Hoje sinto que se acabou um tempo e vem aí outro, bem mais duro e mais perigoso. Se já não havia condições para a descontração, agora não há sequer para fechar os olhos. O que vem aí é pesado a sério.
Tenho, já, saudades dos Obama. Muitas. Tantas.

11.9.14

Deamblogações vespertinas

Não terá sido um acaso Obama ter anunciado que ia esmagar (sic) o EI na véspera do 13.º aniversário do 11 de Setembro. Mas todos nós já vimos anúncios destes sem que os resultados correspondam às (enormes) expectativas que geraram. O Iraque e a intervenção naquela zona do mundo é o exemplo mais recente e paradigmático disto que digo. Demais a mais, Obama anunciou que iria fazê-lo sem ser necessário levar cem mil soldados (sic) para o terreno, o que penso que foi um eufemismo para dizer que não está mesmo a pensar em mandar um só soldado, mas apenas pessoal técnico de apoio.

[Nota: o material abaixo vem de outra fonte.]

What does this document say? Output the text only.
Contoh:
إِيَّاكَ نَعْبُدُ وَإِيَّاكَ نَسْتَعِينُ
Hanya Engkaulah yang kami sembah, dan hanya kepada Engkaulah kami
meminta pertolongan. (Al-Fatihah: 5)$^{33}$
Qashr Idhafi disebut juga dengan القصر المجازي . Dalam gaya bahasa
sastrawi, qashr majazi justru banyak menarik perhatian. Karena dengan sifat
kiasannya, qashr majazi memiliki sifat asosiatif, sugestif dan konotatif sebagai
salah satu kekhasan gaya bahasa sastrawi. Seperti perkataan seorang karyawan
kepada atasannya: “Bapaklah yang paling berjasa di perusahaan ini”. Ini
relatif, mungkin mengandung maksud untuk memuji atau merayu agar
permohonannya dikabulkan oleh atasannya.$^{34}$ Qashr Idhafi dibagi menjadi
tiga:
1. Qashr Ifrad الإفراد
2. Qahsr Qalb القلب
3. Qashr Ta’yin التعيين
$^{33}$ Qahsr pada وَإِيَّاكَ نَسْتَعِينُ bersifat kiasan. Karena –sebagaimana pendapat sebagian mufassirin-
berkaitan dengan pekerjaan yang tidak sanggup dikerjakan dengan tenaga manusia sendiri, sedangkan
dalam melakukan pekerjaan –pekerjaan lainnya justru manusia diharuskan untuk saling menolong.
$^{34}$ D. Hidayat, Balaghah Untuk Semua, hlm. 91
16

O EI não é bem o Iraque e também não é bem a Síria. O EI é um estado sem estado que, embora se concentre mais na cidade de Raqqa, se encontra disperso por grande parte da Síria, Iraque e zonas adjacentes. Não basta, pois, chegar lá com meios aéreos e descarregar bombas para aniquilar os mudjahiddins. Isso seria porventura o que Obama gostaria, mas não é infelizmente assim. O EI, para além de estar muito espalhado no terreno e não ter um quartel-general, tem literalmente reféns milhares de pessoas que não hesitaria um mícron em usar como escudo humano. Se Obama não quiser ficar na história como o autor de um plano de mortandade civil em larga escala, não pode pretender resolver a coisa pelo ar.

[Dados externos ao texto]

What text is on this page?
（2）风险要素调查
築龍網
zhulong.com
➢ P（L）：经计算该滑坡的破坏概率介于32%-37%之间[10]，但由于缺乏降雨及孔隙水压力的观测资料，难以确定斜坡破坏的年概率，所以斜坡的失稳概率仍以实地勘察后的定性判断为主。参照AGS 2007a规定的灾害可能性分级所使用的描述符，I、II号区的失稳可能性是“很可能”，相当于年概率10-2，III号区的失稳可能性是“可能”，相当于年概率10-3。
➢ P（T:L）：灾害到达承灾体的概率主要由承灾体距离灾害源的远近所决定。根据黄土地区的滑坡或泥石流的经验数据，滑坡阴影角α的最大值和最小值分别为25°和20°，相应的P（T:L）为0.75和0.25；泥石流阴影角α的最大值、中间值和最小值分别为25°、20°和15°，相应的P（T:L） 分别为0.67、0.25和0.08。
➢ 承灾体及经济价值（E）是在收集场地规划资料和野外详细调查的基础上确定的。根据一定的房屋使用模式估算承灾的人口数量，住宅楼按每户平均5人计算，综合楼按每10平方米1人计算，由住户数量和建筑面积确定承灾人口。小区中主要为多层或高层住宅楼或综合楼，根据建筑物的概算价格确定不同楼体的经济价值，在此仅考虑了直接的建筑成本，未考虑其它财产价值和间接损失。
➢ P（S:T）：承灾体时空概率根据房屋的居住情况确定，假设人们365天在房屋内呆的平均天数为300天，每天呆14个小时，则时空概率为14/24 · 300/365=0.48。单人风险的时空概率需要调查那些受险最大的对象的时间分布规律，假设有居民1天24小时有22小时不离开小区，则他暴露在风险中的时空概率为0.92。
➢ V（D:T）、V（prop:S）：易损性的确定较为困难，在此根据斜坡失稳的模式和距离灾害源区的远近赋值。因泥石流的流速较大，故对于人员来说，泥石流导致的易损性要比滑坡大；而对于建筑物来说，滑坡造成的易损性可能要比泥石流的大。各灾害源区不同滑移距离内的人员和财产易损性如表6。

O que, na verdade, não deixa muitas hipóteses porque também não é com conselheiros técnicos no terreno (que, basicamente, apoiam as chefias militares locais) que se erradica o movimento. Não é, igualmente, o facto de o exército iraquiano contar com 200 mil militares, a que acrescerão os militares sírios, que faz com que a vitória esteja garantida. Aliás, viu-se o que fizeram esses mesmos militares quando se viram apertados pelos rebeldes do EI: fugiram a sete pés, deixando equipamento e víveres à mercê do inimigo.
O movimento tem criado uma influência na zona muitíssimo difícil de estancar: pavor, coacção, tortura, controlo, mortes, exibição de cadáveres, execuções públicas é tudo parte do que EI faz por ali com um efeito muito concreto nas populações a ele submetidas. Há um halo de medo e angústia por aqueles lados que contribui em muito para o controlo pelo EI e é precisamente isso que os seus responsáveis queriam. Para além dos convertidos, mesmo quem está contra passa a estar a favor porque sabe que senão é com a própria vida que paga esse desafio.
É, pois, por isso que estou a ver mal que os EUA anunciem com alguma inocência (mais do que arrogância) que "esmagarão" o EI sem enviarem tropas para o terreno. O EI é muito, muito diferente de tudo o que já se combateu e parece que o presidente americano não percebeu ainda isso.